Chicago Is Building an AIDS Garden On the Lakefront Where Queer Community Once Flourished

· Updated on October 30, 2018

It started in the days of blacked out bar windows, down by the lakefront, the sun burning through the afternoon. It was a place you could kiss in the daylight, where Lake Michigan met the skyline.

“It became a symbol of our right to be here, a right to exist, a right to gather,” remembers Chicago author and historian Owen Keehnen. “It was a huge step forward for gay liberation. I see how important the community building was that went on there, whether it was partying or group meetings or picnics or hookups or anything else you want to name. It really became a focal point for our community.”

From the 1970s to the 90s, queer Chicago got drunk, found love, mourned its dead and celebrated weddings it couldn’t legally hold at the Belmont Rocks, a stretch of limestone beachfront off the city’s gay neighborhood.

Little remains of the graffitied patchwork that hints at its storied past. But next year, that will change.

In early 2019, the city will break ground on AIDS Garden Chicago, a park that celebrates the historic site and honors a generation decimated by the virus.

The project is a longtime dream of the city’s first openly gay Alderman, Tom Tunney, who spent 13 years trying to get it funded during the recession.

“Those plans were laid on a bookshelf for a number of years,” said Tunney. “About 18 months ago, I said look, if we don’t do this and follow through on this, I don’t think the younger generation will do this.”

The younger generation likely never saw the rocks, painted with remembrances for the dead and rainbow stripes for the living. For 30 years, the Belmont Rocks hosted rallies, late-night hookups, Saturday picnics and parties. For decades the city’s annual Black Pride event was held there.

When the AIDS epidemic began to consume Chicago’s queer community, people painted messages of mourning on the rocks.

Tunney, who owns Chicago’s Ann Sather restaurants, watched AIDS decimate his community. In 1985, he moved the restaurant’s Lakeview location into a former funeral home. The eatery served as a kind of ground zero for community activism and memorializing as the virus ravaged the community.

“People have short memories, maybe,” said Tunney. “I don’t. It was devastating for the community. There were one or two individuals that I knew from the community dying every week.”

The AIDS crisis changed the rocks from a lively open-air spectacle to a marker of time, a physical homage to the many queer people who vanished during that time.

“It turned this carefree life into something different,” recalled Keehnen. “That’s a huge loss, and an AIDS garden would be a huge step in healing that.”

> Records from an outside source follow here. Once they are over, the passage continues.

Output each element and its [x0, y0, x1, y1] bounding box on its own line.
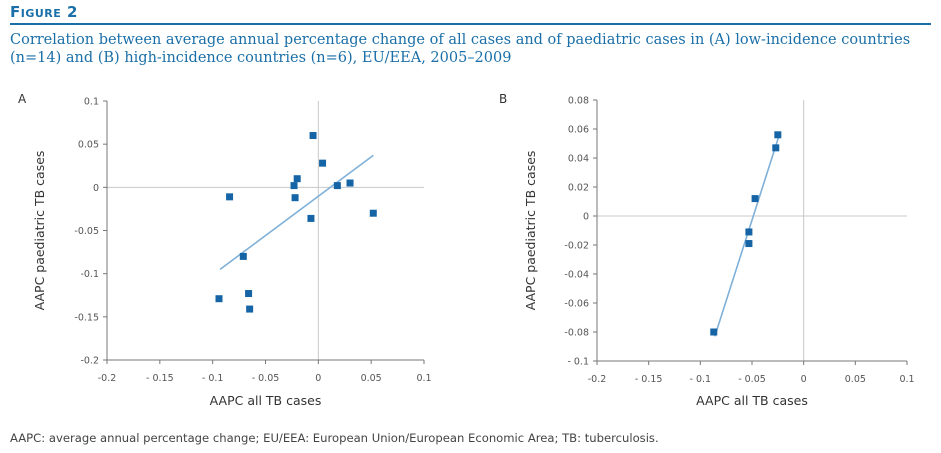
x-tick-label: - 0.15	[146, 373, 174, 384]
data-point	[745, 228, 753, 236]
chart-panel-b: B 0.08 0.06 0.04 0.02 0 -0.02 -0.04 -0.06 -0.08 - …	[499, 92, 915, 408]
panel-letter: B	[499, 92, 507, 106]
data-point	[290, 182, 298, 190]
data-point	[333, 182, 341, 190]
x-tick-label: 0.05	[845, 374, 866, 385]
x-tick-label: 0	[315, 373, 321, 384]
y-tick-label: 0.1	[84, 97, 99, 108]
data-point	[772, 144, 780, 152]
x-axis-title: AAPC all TB cases	[210, 393, 322, 408]
data-point	[751, 195, 759, 203]
y-tick-label: -0.06	[564, 299, 589, 310]
data-point	[346, 179, 354, 187]
y-axis-title: AAPC paediatric TB cases	[32, 151, 47, 311]
data-point	[319, 159, 327, 167]
y-tick-label: 0.06	[568, 125, 589, 136]
footnote: AAPC: average annual percentage change; …	[10, 431, 659, 445]
x-tick-label: -0.2	[588, 374, 607, 385]
data-point	[293, 175, 301, 183]
data-point	[307, 214, 315, 222]
y-tick-label: 0	[93, 183, 99, 194]
panel-letter: A	[18, 92, 27, 106]
data-point	[369, 209, 377, 217]
data-point	[774, 131, 782, 139]
x-tick-label: 0.05	[361, 373, 382, 384]
x-axis-title: AAPC all TB cases	[696, 393, 808, 408]
data-point	[710, 328, 718, 336]
x-tick-label: - 0.15	[635, 374, 663, 385]
x-tick-label: 0	[801, 374, 807, 385]
y-tick-label: -0.02	[564, 241, 589, 252]
data-point	[215, 295, 223, 303]
y-tick-label: -0.1	[80, 269, 99, 280]
y-tick-label: -0.15	[74, 312, 99, 323]
data-point	[291, 194, 299, 202]
trend-line	[219, 154, 374, 270]
x-tick-label: 0.1	[416, 373, 431, 384]
y-tick-label: -0.2	[80, 356, 99, 367]
y-axis-title: AAPC paediatric TB cases	[523, 151, 538, 311]
y-tick-label: -0.05	[74, 226, 99, 237]
data-point	[309, 132, 317, 140]
chart-panel-a: A 0.1 0.05 0 -0.05 -0.1 -0.15 -0.2 -0.2 - 0.15 - 0…	[18, 92, 432, 408]
data-point	[245, 290, 253, 298]
y-tick-label: 0.02	[568, 183, 589, 194]
data-point	[239, 252, 247, 260]
y-tick-label: 0.08	[568, 96, 589, 107]
y-tick-label: 0	[583, 212, 589, 223]
y-tick-label: -0.04	[564, 270, 589, 281]
y-tick-label: 0.04	[568, 154, 589, 165]
x-tick-label: - 0.1	[690, 374, 712, 385]
y-tick-label: - 0.1	[567, 357, 589, 368]
x-tick-label: - 0.05	[252, 373, 280, 384]
figure-label: Figure 2	[10, 3, 78, 21]
x-tick-label: -0.2	[98, 373, 117, 384]
data-point	[226, 193, 234, 201]
x-tick-label: 0.1	[899, 374, 914, 385]
data-point	[745, 240, 753, 248]
data-point	[246, 305, 254, 313]
figure-title: Correlation between average annual perce…	[10, 32, 911, 66]
x-tick-label: - 0.1	[202, 373, 224, 384]
trend-line	[714, 136, 780, 337]
y-tick-label: -0.08	[564, 328, 589, 339]
y-tick-label: 0.05	[78, 140, 99, 151]
title-rule	[10, 23, 931, 25]
x-tick-label: - 0.05	[738, 374, 766, 385]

In 2003, the rocks were bulldozed by the Army Corps of Engineers for a project to prevent erosion. A handful of the graffitied blocks were salvaged, but the current lakefront stands in stark contrast to its colorful past.

Last year, Keehnen revisited the site and was rattled by how vacant and nondescript it was.

“What I saw was the disappearance of that part of our history,” said Keehnen.

Over the last year, Keehnen has gathered stories about the Rocks on a Facebook page, A Place for Us: LGBTQ Life at the Belmont Rocks. He plans to publish those memories in an upcoming anthology.

But the building of a physical AIDS garden that memorializes the rocks and the vibrant history the virus stole is a triumph so big that Keehnen is afraid to talk about it for fear of jeopardizing its success.

The $1 million project will stretch over 2.5 acres between Belmont and Diversey Harbors. The garden has the blessing of the City and funding from the Chicago Parks Foundation. Last week, to much fanfare, the City announced that the Keith Haring Foundation had donated a sculpture by the renowned late artist.

“Keith Haring’s Self-Portrait finds its rightful home at AIDS Garden Chicago, where it will serve as a point of reflection and a place of discussion for all Chicagoans,” said Mayor Rahm Emanuel in a statement. “This sculpture is one of the many ways we are bringing the conversation around AIDS to the forefront to ensure that Chicagoans are better able to live long, healthy, well-rounded lives.”

For Keehnen, whose dreams of honoring the Belmont Rocks started with a simple scrapbook, the AIDS Garden is more than just a wistful nod back. It’s the chance to give young people a sense of belonging to this community that lived and died and partied by the lake before that was sanctioned.

“My whole goal in doing LGBTQ history for the most part has just been to help preserve the things that don’t make headlines,” said Keehnen. “The things that defined day-to-day life, maybe more than the huge occurrences. But in a lot of ways they’re more what life’s about, you know?”